A contrario, s’agissant des affaires relatives au contentieux du « mur de Berlin », la Cour a conclut à la non-violation de ce principe de non-rétroactivité. Il s’agissait alors de personnes qui en leur qualité de dirigeants de la RDA avaient été, après la réunification, déclarées « responsables intellectuels » des tirs commis contre des citoyens de l’ancienne RDA franchissant la frontière. Ces personnes ont été condamnées pour meurtre sur le fondement de l’ancien code criminel de la RDA, en vigueur à l’époque des faits. En cet état, et selon la Cour, il n’y avait pas application rétroactive d’une loi nouvelle (Streletz, Kessler, Krenz c.
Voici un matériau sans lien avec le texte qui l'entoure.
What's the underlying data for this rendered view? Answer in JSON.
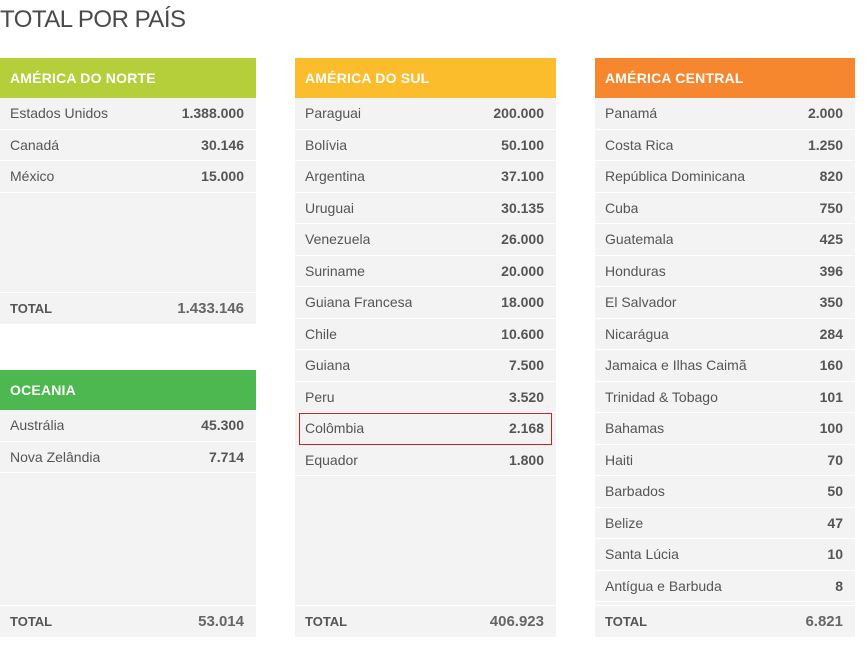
{
  "title": "TOTAL POR PAÍS",
  "colors": {
    "norte": "#b5cf3a",
    "oceania": "#4cb84f",
    "sul": "#fbbd2c",
    "central": "#f7872e",
    "highlight": "#cc2222"
  },
  "norte": {
    "header": "AMÉRICA DO NORTE",
    "rows": [
      {
        "name": "Estados Unidos",
        "value": "1.388.000"
      },
      {
        "name": "Canadá",
        "value": "30.146"
      },
      {
        "name": "México",
        "value": "15.000"
      }
    ],
    "total_label": "TOTAL",
    "total_value": "1.433.146"
  },
  "oceania": {
    "header": "OCEANIA",
    "rows": [
      {
        "name": "Austrália",
        "value": "45.300"
      },
      {
        "name": "Nova Zelândia",
        "value": "7.714"
      }
    ],
    "total_label": "TOTAL",
    "total_value": "53.014"
  },
  "sul": {
    "header": "AMÉRICA DO SUL",
    "rows": [
      {
        "name": "Paraguai",
        "value": "200.000"
      },
      {
        "name": "Bolívia",
        "value": "50.100"
      },
      {
        "name": "Argentina",
        "value": "37.100"
      },
      {
        "name": "Uruguai",
        "value": "30.135"
      },
      {
        "name": "Venezuela",
        "value": "26.000"
      },
      {
        "name": "Suriname",
        "value": "20.000"
      },
      {
        "name": "Guiana Francesa",
        "value": "18.000"
      },
      {
        "name": "Chile",
        "value": "10.600"
      },
      {
        "name": "Guiana",
        "value": "7.500"
      },
      {
        "name": "Peru",
        "value": "3.520"
      },
      {
        "name": "Colômbia",
        "value": "2.168"
      },
      {
        "name": "Equador",
        "value": "1.800"
      }
    ],
    "highlight_index": 10,
    "total_label": "TOTAL",
    "total_value": "406.923"
  },
  "central": {
    "header": "AMÉRICA CENTRAL",
    "rows": [
      {
        "name": "Panamá",
        "value": "2.000"
      },
      {
        "name": "Costa Rica",
        "value": "1.250"
      },
      {
        "name": "República Dominicana",
        "value": "820"
      },
      {
        "name": "Cuba",
        "value": "750"
      },
      {
        "name": "Guatemala",
        "value": "425"
      },
      {
        "name": "Honduras",
        "value": "396"
      },
      {
        "name": "El Salvador",
        "value": "350"
      },
      {
        "name": "Nicarágua",
        "value": "284"
      },
      {
        "name": "Jamaica e Ilhas Caimã",
        "value": "160"
      },
      {
        "name": "Trinidad & Tobago",
        "value": "101"
      },
      {
        "name": "Bahamas",
        "value": "100"
      },
      {
        "name": "Haiti",
        "value": "70"
      },
      {
        "name": "Barbados",
        "value": "50"
      },
      {
        "name": "Belize",
        "value": "47"
      },
      {
        "name": "Santa Lúcia",
        "value": "10"
      },
      {
        "name": "Antígua e Barbuda",
        "value": "8"
      }
    ],
    "total_label": "TOTAL",
    "total_value": "6.821"
  }
}
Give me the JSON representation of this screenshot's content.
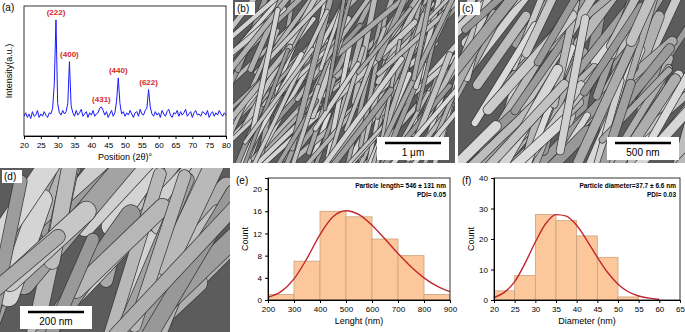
{
  "chart_data": [
    {
      "type": "line",
      "panel_label": "(a)",
      "x_label": "Position (2θ)°",
      "y_label": "Intensity(a.u.)",
      "x": [
        20,
        20.5,
        21,
        21.5,
        22,
        22.5,
        23,
        23.5,
        24,
        24.5,
        25,
        25.5,
        26,
        26.5,
        27,
        27.5,
        28,
        28.5,
        29,
        29.5,
        30,
        30.5,
        31,
        31.5,
        32,
        32.5,
        33,
        33.5,
        34,
        34.5,
        35,
        35.5,
        36,
        36.5,
        37,
        37.5,
        38,
        38.5,
        39,
        39.5,
        40,
        40.5,
        41,
        41.5,
        42,
        42.5,
        43,
        43.5,
        44,
        44.5,
        45,
        45.5,
        46,
        46.5,
        47,
        47.5,
        48,
        48.5,
        49,
        49.5,
        50,
        50.5,
        51,
        51.5,
        52,
        52.5,
        53,
        53.5,
        54,
        54.5,
        55,
        55.5,
        56,
        56.5,
        57,
        57.5,
        58,
        58.5,
        59,
        59.5,
        60,
        60.5,
        61,
        61.5,
        62,
        62.5,
        63,
        63.5,
        64,
        64.5,
        65,
        65.5,
        66,
        66.5,
        67,
        67.5,
        68,
        68.5,
        69,
        69.5,
        70,
        70.5,
        71,
        71.5,
        72,
        72.5,
        73,
        73.5,
        74,
        74.5,
        75,
        75.5,
        76,
        76.5,
        77,
        77.5,
        78,
        78.5,
        79,
        79.5,
        80
      ],
      "values": [
        17,
        20,
        16,
        19,
        15,
        21,
        17,
        18,
        22,
        16,
        19,
        17,
        21,
        18,
        16,
        20,
        19,
        24,
        45,
        100,
        28,
        20,
        18,
        22,
        19,
        21,
        28,
        64,
        26,
        20,
        17,
        22,
        18,
        20,
        23,
        17,
        19,
        21,
        16,
        20,
        18,
        22,
        17,
        19,
        20,
        24,
        25,
        22,
        18,
        21,
        16,
        19,
        22,
        17,
        20,
        30,
        50,
        28,
        19,
        21,
        17,
        20,
        18,
        22,
        19,
        16,
        20,
        21,
        17,
        23,
        19,
        18,
        22,
        24,
        40,
        25,
        19,
        17,
        21,
        18,
        20,
        16,
        22,
        19,
        17,
        21,
        23,
        18,
        16,
        20,
        19,
        22,
        17,
        21,
        18,
        20,
        23,
        17,
        19,
        21,
        16,
        20,
        22,
        18,
        19,
        17,
        21,
        20,
        18,
        22,
        16,
        19,
        21,
        17,
        20,
        18,
        22,
        19,
        17,
        20,
        18
      ],
      "color": "#1a1aff",
      "xlim": [
        20,
        80
      ],
      "xticks": [
        20,
        25,
        30,
        35,
        40,
        45,
        50,
        55,
        60,
        65,
        70,
        75,
        80
      ],
      "ylim": [
        0,
        112
      ],
      "tick_labels": "x",
      "annotations": [
        {
          "text": "(222)",
          "x": 29.5,
          "y": 104
        },
        {
          "text": "(400)",
          "x": 33.5,
          "y": 68
        },
        {
          "text": "(431)",
          "x": 43,
          "y": 29
        },
        {
          "text": "(440)",
          "x": 48,
          "y": 54
        },
        {
          "text": "(622)",
          "x": 57,
          "y": 44
        }
      ]
    },
    {
      "type": "histogram",
      "panel_label": "(e)",
      "x_label": "Lenght (nm)",
      "y_label": "Count",
      "bins": [
        200,
        300,
        400,
        500,
        600,
        700,
        800,
        900
      ],
      "counts": [
        1,
        7,
        16,
        15,
        11,
        8,
        1
      ],
      "color": "#fcc89b",
      "xlim": [
        200,
        900
      ],
      "xticks": [
        200,
        300,
        400,
        500,
        600,
        700,
        800,
        900
      ],
      "ylim": [
        0,
        22
      ],
      "yticks": [
        0,
        4,
        8,
        12,
        16,
        20
      ],
      "fit_curve": {
        "color": "#c1272d",
        "x": [
          200,
          250,
          300,
          350,
          400,
          450,
          500,
          550,
          600,
          650,
          700,
          750,
          800,
          850,
          900
        ],
        "values": [
          0.5,
          1.5,
          3.8,
          7.5,
          11.8,
          15.0,
          16.1,
          15.4,
          13.5,
          11.0,
          8.4,
          6.0,
          4.0,
          2.5,
          1.5
        ]
      },
      "annotations": [
        {
          "text": "Particle length= 546 ± 131 nm"
        },
        {
          "text": "PDI= 0.05"
        }
      ]
    },
    {
      "type": "histogram",
      "panel_label": "(f)",
      "x_label": "Diameter (nm)",
      "y_label": "Count",
      "bins": [
        20,
        25,
        30,
        35,
        40,
        45,
        50,
        55
      ],
      "counts": [
        3,
        8,
        28,
        26,
        21,
        14,
        1
      ],
      "color": "#fcc89b",
      "xlim": [
        20,
        65
      ],
      "xticks": [
        20,
        25,
        30,
        35,
        40,
        45,
        50,
        55,
        60,
        65
      ],
      "ylim": [
        0,
        40
      ],
      "yticks": [
        0,
        10,
        20,
        30,
        40
      ],
      "fit_curve": {
        "color": "#c1272d",
        "x": [
          20,
          22.5,
          25,
          27.5,
          30,
          32.5,
          35,
          37.5,
          40,
          42.5,
          45,
          47.5,
          50,
          52.5,
          55,
          57.5,
          60
        ],
        "values": [
          0.8,
          2.5,
          6,
          12,
          19,
          25,
          28,
          27.5,
          24.5,
          19.5,
          14,
          9,
          5.2,
          2.7,
          1.3,
          0.6,
          0.2
        ]
      },
      "annotations": [
        {
          "text": "Particle diameter=37.7 ± 6.6 nm"
        },
        {
          "text": "PDI= 0.03"
        }
      ]
    }
  ],
  "images": [
    {
      "panel_label": "(b)",
      "scale_bar": "1 μm"
    },
    {
      "panel_label": "(c)",
      "scale_bar": "500 nm"
    },
    {
      "panel_label": "(d)",
      "scale_bar": "200 nm"
    }
  ]
}
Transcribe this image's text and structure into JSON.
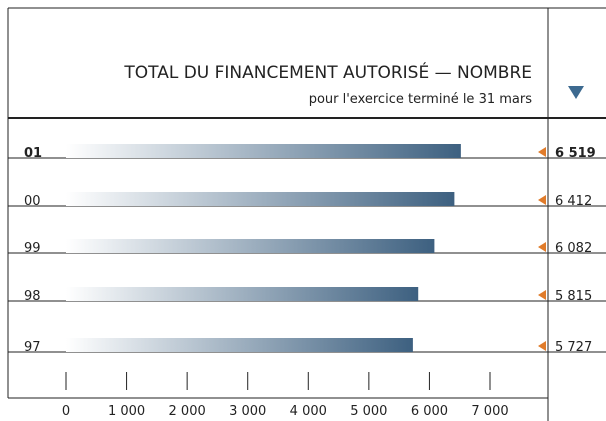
{
  "chart_data": {
    "type": "bar",
    "orientation": "horizontal",
    "title": "TOTAL DU FINANCEMENT AUTORISÉ — NOMBRE",
    "subtitle": "pour l'exercice terminé le 31 mars",
    "categories": [
      "01",
      "00",
      "99",
      "98",
      "97"
    ],
    "values": [
      6519,
      6412,
      6082,
      5815,
      5727
    ],
    "value_labels": [
      "6 519",
      "6 412",
      "6 082",
      "5 815",
      "5 727"
    ],
    "color": "#3d6080",
    "xlim": [
      0,
      7000
    ],
    "xticks": [
      0,
      {
        "value": 1000,
        "label": "1 000"
      },
      {
        "value": 2000,
        "label": "2 000"
      },
      {
        "value": 3000,
        "label": "3 000"
      },
      {
        "value": 4000,
        "label": "4 000"
      },
      {
        "value": 5000,
        "label": "5 000"
      },
      {
        "value": 6000,
        "label": "6 000"
      },
      {
        "value": 7000,
        "label": "7 000"
      }
    ]
  }
}
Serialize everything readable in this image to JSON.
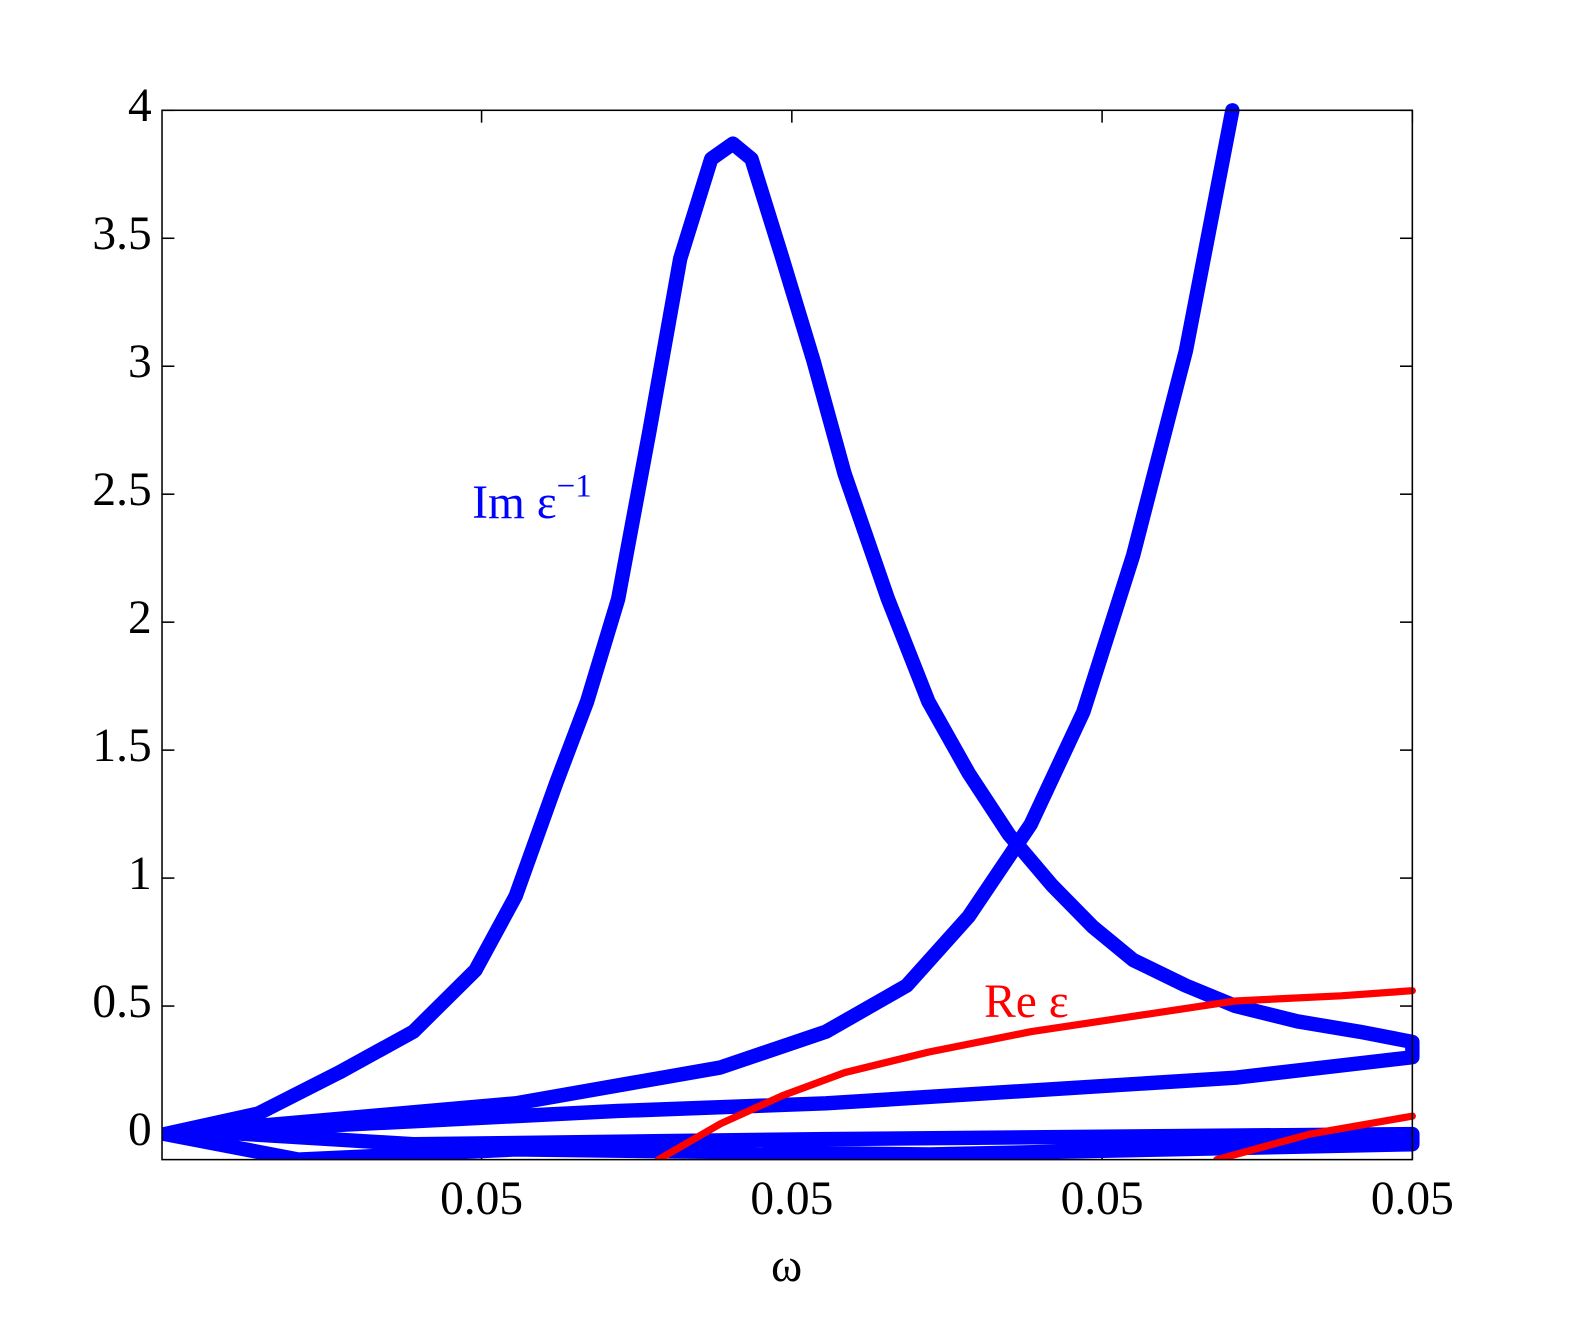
{
  "chart_data": {
    "type": "line",
    "xlabel": "ω",
    "xlim": [
      0.04597,
      0.05
    ],
    "ylim": [
      -0.1,
      4
    ],
    "xticks": [
      {
        "value": 0.047,
        "label": "0.05"
      },
      {
        "value": 0.048,
        "label": "0.05"
      },
      {
        "value": 0.049,
        "label": "0.05"
      },
      {
        "value": 0.05,
        "label": "0.05"
      }
    ],
    "yticks": [
      0,
      0.5,
      1,
      1.5,
      2,
      2.5,
      3,
      3.5,
      4
    ],
    "series": [
      {
        "color": "#0000ff",
        "marker": "o",
        "x": [
          0.04598,
          0.04628,
          0.04654,
          0.04678,
          0.04698,
          0.04711,
          0.04724,
          0.04734,
          0.04744,
          0.04754,
          0.04764,
          0.04774,
          0.04781,
          0.04787,
          0.04797,
          0.04807,
          0.04817,
          0.04831,
          0.04844,
          0.04857,
          0.0487,
          0.04884,
          0.04897,
          0.0491,
          0.04927,
          0.04943,
          0.04963,
          0.04983,
          0.05,
          0.05,
          0.04943,
          0.04877,
          0.04811,
          0.04744,
          0.04678,
          0.04611,
          0.04678,
          0.04811,
          0.05,
          0.05,
          0.04844,
          0.04711,
          0.04641,
          0.04598,
          0.04645,
          0.04711,
          0.04777,
          0.04811,
          0.04837,
          0.04857,
          0.04877,
          0.04894,
          0.0491,
          0.04927,
          0.04942
        ],
        "values": [
          0,
          0.08,
          0.24,
          0.4,
          0.64,
          0.93,
          1.37,
          1.69,
          2.09,
          2.74,
          3.42,
          3.81,
          3.87,
          3.81,
          3.42,
          3.02,
          2.58,
          2.09,
          1.69,
          1.41,
          1.17,
          0.97,
          0.81,
          0.68,
          0.58,
          0.5,
          0.44,
          0.4,
          0.36,
          0.3,
          0.22,
          0.17,
          0.12,
          0.09,
          0.05,
          0.01,
          -0.04,
          -0.02,
          0,
          -0.04,
          -0.08,
          -0.06,
          -0.1,
          0,
          0.05,
          0.12,
          0.26,
          0.4,
          0.58,
          0.85,
          1.21,
          1.65,
          2.26,
          3.06,
          4
        ]
      },
      {
        "color": "#ff0000",
        "marker": "+",
        "x": [
          0.04757,
          0.04777,
          0.04797,
          0.04817,
          0.04844,
          0.04877,
          0.0491,
          0.04943,
          0.04977,
          0.05,
          null,
          0.04937,
          0.04967,
          0.05
        ],
        "values": [
          -0.1,
          0.04,
          0.15,
          0.24,
          0.32,
          0.4,
          0.46,
          0.52,
          0.54,
          0.56,
          null,
          -0.1,
          0,
          0.07
        ]
      }
    ],
    "annotations": [
      {
        "text": "Im ε",
        "superscript": "−1",
        "color": "#0000ff",
        "x": 0.04697,
        "y": 2.45
      },
      {
        "text": "Re ε",
        "color": "#ff0000",
        "x": 0.04862,
        "y": 0.5
      }
    ]
  }
}
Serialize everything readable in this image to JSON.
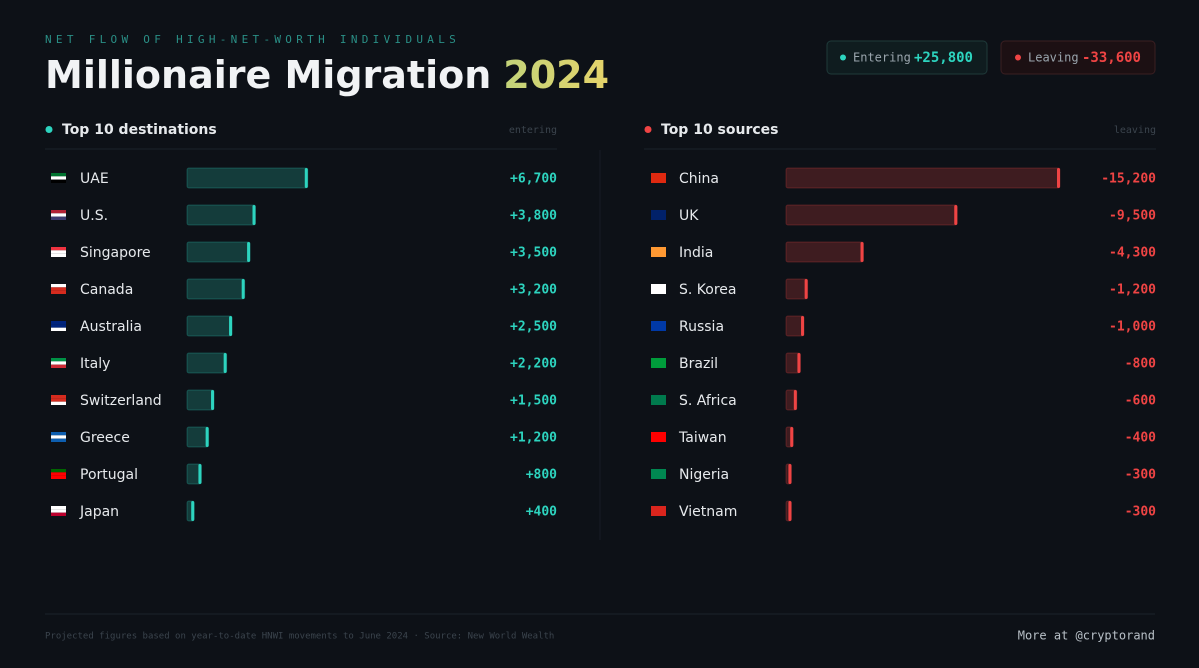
{
  "header": {
    "kicker": "NET FLOW OF HIGH-NET-WORTH INDIVIDUALS",
    "title": "Millionaire Migration",
    "year": "2024",
    "totals": [
      {
        "name": "Entering",
        "value": "+25,800"
      },
      {
        "name": "Leaving",
        "value": "-33,600"
      }
    ]
  },
  "chart_data": [
    {
      "type": "bar",
      "orientation": "horizontal",
      "title": "Top 10 destinations",
      "note": "entering",
      "color": "#2dd4bf",
      "categories": [
        "UAE",
        "U.S.",
        "Singapore",
        "Canada",
        "Australia",
        "Italy",
        "Switzerland",
        "Greece",
        "Portugal",
        "Japan"
      ],
      "values": [
        6700,
        3800,
        3500,
        3200,
        2500,
        2200,
        1500,
        1200,
        800,
        400
      ],
      "value_labels": [
        "+6,700",
        "+3,800",
        "+3,500",
        "+3,200",
        "+2,500",
        "+2,200",
        "+1,500",
        "+1,200",
        "+800",
        "+400"
      ]
    },
    {
      "type": "bar",
      "orientation": "horizontal",
      "title": "Top 10 sources",
      "note": "leaving",
      "color": "#ef4444",
      "categories": [
        "China",
        "UK",
        "India",
        "S. Korea",
        "Russia",
        "Brazil",
        "S. Africa",
        "Taiwan",
        "Nigeria",
        "Vietnam"
      ],
      "values": [
        -15200,
        -9500,
        -4300,
        -1200,
        -1000,
        -800,
        -600,
        -400,
        -300,
        -300
      ],
      "value_labels": [
        "-15,200",
        "-9,500",
        "-4,300",
        "-1,200",
        "-1,000",
        "-800",
        "-600",
        "-400",
        "-300",
        "-300"
      ]
    }
  ],
  "footer": {
    "source": "Projected figures based on year-to-date HNWI movements to June 2024 · Source: New World Wealth",
    "credit": "More at @cryptorand"
  }
}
Allemagne, 22 mars 2001, §§ 89 s.).
2. Le droit international au moment des faits
Pour la Cour il n’ y aurait toutefois pas application rétroactive de la loi s’il était « établi que la condamnation de l’intéressé était fondée sur le droit international applicable à l’époque pertinente » (§ 166), c’est donc ce que la Cour cherche à établir.
a. La prohibition du crime de génocide au moment des faits
La criminalisation du génocide a été opérée par le Statut du Tribunal militaire international de Nuremberg de 1945 et par l’adoption de la Convention pour la prévention et la répression du crime de génocide en 1948. En 1953, le génocide était donc clairement prohibé au regard du droit international. Du fait de la signature de l’URRS des deux instruments internationaux précités, la Cour conclut que leur contenu – l’interdiction du génocide – était suffisamment accessible au requérant (§§ 167 s.). Partant, l’on pourrait considérer que la condamnation du requérant pour génocide n’était pas rétroactive.
b. La définition du crime de génocide par le droit international au moment des faits
La définition du crime de génocide a toutefois évolué dans le temps. L’article 2 de la Convention de 1948 inclut quatre groupes de victimes potentielles : les groupes nationaux, ethniques, raciaux ou religieux, en danger d’être détruits « en tout ou en partie ».
En l’espèce, le requérant était condamné pour génocide commis contre un groupe politique (§§ 31 – 33). La Cour reconnaît que les instruments et décisions du droit international pénal excluent depuis toujours les groupes politiques du champs des groupes protégés par l’incrimination (§§ 170 ; 175). La qualification de génocide par le droit lituanien d’actes commis contre un groupe politique ne correspond par conséquent aucunement à la définition retenue par le droit international, tel qu’existant au moment des faits et d’ailleurs inchangé sur ce point.
La Cour rejette toutefois l’argument de l’État défendeur selon lequel les partisans lituaniens devraient être considérés comme constituant une « partie » du groupe national ; leur assassinat rentrant dès lors bien dans le champ d’application de l’incrimination de génocide alors en vigueur.
Pour la Cour ce moyen est inopérant dès lors qu’à cette époque la notion de partie d’un groupe ne pouvait s’entendre que dans le sens d’une « partie substantielle » de celui-ci (§ 176). Seules les évolutions jurisprudentielles ultérieures ont pu permettre une acception plus favorable aux victimes de la notion de « en partie ». Cette évolution ultérieure n’était, par définition, pas prévisible au moment des faits et ne saurait dès lors fonder la condamnation du requérant, d’où la reconnaissance de violation.